In the quiet car, maneuvering through the streets of the 6th slowly, my sister and I stare at each other.
‘It’s her, isn’t it?’
‘What do you mean?’ whispers Noa, eyes wide and afraid, her face soft and sweet without all the make-up.
‘Alison is the mother of Kaia’s donor.’
‘What?’
‘I just know it. July 6th, Noa.’
‘Oh, my God,’ whispers my sister. ‘Try her again, Is.’ I do, but Alison’s phone goes straight to voicemail. I look at my WhatsApp, and it says Alison was last online at 01.34 this morning. Was she tending to Kaia? Has something happened? I know that Alison would never hurt Kaia. She wouldn’t hurt her. She couldn’t. But what does she want? I think about when she crushed the wine glass in her hand, how anguished and wild her expression was, as if the pain she must have felt was a release. She wouldn’t hurt Kaia. Would she?
‘I’m trying to find Sindre’s phone number,’ says Noa. ‘And then I’m going to call Norwegian Air. There is a flight at four; I think we’ll make it. Issy, I think you should call the police!’
‘The police?’
‘Yes! Yes, of course. Call them now.’
But just then, my phone rings.
‘Hello?’
‘Is this Iselin Berge?’ A stranger’s voice, calm and unhurried.
‘Yes! Who is this?’
‘This is Silje Mathisen from Bærum Barnevernstjeneste, children’s services.’
Chapter Sixty-One
Alison
As I drive away from the stables, my phone begins to ring, but it’s in my bag in the boot, so I can’t reach it. It stops, but then immediately starts up again. And again. I look in the rearview and Kaia is holding the purple bear, mumbling sweetly to herself. Her eyes are still glowing with the excitement of meeting Misty. She notices me staring at her and looks up at me. Perhaps my gaze is too intense because she looks taken aback. She hesitates before she speaks, as though she has learned to be afraid. That mother must have taught her that, poor baby.

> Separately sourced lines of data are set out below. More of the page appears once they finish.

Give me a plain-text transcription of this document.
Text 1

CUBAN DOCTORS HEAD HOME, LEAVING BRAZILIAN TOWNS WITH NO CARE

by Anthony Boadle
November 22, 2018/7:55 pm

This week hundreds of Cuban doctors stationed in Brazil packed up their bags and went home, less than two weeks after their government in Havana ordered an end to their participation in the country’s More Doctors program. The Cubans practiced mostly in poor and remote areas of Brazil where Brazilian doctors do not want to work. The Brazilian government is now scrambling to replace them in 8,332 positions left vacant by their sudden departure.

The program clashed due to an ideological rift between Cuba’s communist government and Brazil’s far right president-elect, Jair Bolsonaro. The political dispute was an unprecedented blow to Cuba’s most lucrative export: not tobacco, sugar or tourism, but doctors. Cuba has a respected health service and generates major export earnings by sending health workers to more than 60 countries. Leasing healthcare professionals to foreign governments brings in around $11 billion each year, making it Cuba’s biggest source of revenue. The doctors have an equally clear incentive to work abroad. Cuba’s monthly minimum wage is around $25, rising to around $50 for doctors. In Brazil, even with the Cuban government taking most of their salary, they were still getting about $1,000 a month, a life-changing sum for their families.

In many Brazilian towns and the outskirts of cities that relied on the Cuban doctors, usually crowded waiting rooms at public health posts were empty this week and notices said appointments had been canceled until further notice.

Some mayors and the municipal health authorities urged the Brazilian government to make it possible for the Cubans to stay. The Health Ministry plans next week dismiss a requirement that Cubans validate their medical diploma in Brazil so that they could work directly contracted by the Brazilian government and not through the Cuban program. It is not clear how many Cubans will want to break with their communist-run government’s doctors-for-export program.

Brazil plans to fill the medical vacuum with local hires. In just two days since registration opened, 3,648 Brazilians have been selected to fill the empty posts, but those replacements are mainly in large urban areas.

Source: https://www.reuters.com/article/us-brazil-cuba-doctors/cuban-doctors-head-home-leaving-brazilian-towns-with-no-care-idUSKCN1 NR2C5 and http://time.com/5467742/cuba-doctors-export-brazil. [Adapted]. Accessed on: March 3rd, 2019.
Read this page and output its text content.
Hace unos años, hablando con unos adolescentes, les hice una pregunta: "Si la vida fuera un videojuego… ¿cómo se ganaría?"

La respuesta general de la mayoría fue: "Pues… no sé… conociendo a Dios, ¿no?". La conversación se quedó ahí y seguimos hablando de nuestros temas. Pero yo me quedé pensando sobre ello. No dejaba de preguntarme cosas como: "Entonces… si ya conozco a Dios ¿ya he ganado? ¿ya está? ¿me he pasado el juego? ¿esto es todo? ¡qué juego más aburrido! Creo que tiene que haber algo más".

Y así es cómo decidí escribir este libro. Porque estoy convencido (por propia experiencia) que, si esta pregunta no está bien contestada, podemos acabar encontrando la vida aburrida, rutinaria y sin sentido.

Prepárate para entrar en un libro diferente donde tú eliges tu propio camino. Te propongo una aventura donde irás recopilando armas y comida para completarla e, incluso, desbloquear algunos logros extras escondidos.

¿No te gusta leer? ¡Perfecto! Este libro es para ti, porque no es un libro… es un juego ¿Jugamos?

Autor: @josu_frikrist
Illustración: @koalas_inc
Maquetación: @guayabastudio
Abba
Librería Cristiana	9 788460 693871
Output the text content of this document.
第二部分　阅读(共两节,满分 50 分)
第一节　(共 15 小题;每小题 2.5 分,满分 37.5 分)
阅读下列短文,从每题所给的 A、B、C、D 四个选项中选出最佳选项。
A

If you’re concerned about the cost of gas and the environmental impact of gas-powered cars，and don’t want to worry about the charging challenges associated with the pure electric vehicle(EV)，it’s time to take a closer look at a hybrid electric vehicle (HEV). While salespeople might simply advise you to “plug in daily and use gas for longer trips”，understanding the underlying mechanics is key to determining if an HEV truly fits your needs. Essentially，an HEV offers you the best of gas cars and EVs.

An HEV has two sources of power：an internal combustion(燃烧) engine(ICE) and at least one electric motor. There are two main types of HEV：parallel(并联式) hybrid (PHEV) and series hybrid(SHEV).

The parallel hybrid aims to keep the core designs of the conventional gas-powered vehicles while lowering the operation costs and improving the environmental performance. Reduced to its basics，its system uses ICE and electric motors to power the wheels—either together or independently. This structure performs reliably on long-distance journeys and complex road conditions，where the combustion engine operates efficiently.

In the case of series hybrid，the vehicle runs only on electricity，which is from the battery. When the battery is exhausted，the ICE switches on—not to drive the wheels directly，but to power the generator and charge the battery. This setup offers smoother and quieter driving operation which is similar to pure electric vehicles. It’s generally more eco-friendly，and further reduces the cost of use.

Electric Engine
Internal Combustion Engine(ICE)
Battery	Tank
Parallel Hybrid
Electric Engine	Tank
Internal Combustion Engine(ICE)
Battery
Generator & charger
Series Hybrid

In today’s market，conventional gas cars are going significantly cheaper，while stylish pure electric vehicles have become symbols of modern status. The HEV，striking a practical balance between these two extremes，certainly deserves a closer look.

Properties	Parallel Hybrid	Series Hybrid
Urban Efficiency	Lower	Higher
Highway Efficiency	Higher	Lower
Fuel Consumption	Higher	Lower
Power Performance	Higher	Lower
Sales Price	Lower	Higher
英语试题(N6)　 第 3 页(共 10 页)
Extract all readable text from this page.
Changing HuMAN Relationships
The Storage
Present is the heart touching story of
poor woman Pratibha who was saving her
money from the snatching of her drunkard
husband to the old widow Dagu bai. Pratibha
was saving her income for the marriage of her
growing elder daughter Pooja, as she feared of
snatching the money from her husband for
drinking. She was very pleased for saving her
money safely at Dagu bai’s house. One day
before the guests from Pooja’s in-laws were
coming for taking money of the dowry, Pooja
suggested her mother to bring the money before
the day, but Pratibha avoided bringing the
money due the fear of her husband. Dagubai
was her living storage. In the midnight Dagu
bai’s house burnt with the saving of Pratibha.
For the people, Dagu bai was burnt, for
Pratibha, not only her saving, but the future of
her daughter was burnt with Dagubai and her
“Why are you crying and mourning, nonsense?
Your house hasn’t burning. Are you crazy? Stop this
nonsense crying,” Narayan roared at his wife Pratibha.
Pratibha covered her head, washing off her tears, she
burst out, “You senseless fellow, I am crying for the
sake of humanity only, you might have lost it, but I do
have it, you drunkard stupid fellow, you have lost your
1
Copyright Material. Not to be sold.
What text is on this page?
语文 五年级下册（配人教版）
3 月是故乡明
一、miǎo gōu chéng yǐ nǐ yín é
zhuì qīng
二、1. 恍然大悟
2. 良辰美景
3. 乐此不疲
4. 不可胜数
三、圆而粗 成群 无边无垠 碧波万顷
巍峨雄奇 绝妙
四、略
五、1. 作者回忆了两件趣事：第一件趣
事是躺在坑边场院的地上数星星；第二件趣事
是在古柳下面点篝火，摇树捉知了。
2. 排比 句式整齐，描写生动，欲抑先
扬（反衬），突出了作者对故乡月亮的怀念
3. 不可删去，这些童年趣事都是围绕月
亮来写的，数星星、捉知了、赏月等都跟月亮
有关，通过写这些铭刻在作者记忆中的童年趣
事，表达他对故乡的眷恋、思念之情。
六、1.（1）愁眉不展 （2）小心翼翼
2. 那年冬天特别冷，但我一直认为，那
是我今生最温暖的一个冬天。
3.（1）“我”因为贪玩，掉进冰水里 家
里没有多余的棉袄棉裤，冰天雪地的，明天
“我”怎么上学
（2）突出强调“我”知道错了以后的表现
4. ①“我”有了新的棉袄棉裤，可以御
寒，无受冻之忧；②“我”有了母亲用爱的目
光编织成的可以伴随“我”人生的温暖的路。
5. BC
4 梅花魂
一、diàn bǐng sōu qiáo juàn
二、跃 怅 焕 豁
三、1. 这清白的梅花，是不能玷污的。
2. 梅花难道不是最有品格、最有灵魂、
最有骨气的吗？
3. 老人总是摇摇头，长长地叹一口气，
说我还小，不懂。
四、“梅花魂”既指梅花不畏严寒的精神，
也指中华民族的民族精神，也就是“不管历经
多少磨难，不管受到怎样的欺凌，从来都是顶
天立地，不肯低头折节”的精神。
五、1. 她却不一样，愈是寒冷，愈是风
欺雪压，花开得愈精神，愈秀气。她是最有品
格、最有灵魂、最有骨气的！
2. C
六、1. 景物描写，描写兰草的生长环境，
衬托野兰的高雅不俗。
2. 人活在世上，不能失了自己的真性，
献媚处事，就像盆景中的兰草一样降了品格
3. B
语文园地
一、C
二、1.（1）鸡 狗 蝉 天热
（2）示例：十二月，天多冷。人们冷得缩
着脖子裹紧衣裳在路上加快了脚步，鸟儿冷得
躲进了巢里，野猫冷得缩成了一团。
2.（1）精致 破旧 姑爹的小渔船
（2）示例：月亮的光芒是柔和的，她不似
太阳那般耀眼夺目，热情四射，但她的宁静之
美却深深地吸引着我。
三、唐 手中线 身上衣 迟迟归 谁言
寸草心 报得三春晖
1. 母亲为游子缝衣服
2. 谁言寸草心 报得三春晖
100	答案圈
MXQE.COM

‘When is Mamma coming?’ I don’t answer her – I’m distracted by the phone ringing, again and again. As soon as it goes to answerphone, it starts up again. Kaia is noticing too, craning her head around to locate the sound. ‘Is that Mamma calling?’
I ignore her. ‘Hey Kaia, do you know what I was thinking?’ Slow head-shake. ‘Tell me, how much did you love Misty?’ She considers this, eyes lighting up.
‘A lot.’
‘What if… What if Misty was your horse?’
‘I wish she was my hor
se,’ says Kaia, eyebrows drawing together in a frown, ‘but…’
‘But what?’
‘Mamma would never let me.’
‘That seems a bit mean, don’t you think? Surely she’d let you have a sweet little pony?’
‘No, I don’t think so.’
‘I’ll speak to her about it if you want. I’d like to give Misty to you. You deserve a beautiful pony of your own, Kaia.’
‘But… But, Misty is Oliver’s pony.’
‘Yes, that’s right. But he’s getting too big for her now. You saw how tall he is, he’s a big boy, and Misty is a very little horse. She’s perfect for you. Anyway, it was Oliver’s idea.’
‘It was?’
‘Yeah. You know, Oliver likes you so much. He wishes he had a little sister just like you.’
‘Oh.’
‘Do you ever dream about living in a big house and having your own horse and that kind of thing?’
Kaia says nothing, but seems to consider this, looking at Oslo spreading out below as we drive up Holmenkollveien, past the ski jump. ‘I want my mamma,’ she says, making my gut clench in anger. I grip the wheel so hard my knuckles turn a white-blue, like ice. We are approaching the bottom of the hill that leads to the house, and still, the phone hasn’t stopped ringing. I am getting stressed about it – who could be wanting to call me over and over? Sindre? I try to picture my husband and find that I can’t – he’s become hazy and shadowed in my mind. Why would Sindre call me repeatedly? On impulse, I pull over by a bus stop and, leaving the engine running, get my handbag out of the boot. Even now the phone is vibrating and chiming as I wrench it free from a side pocket.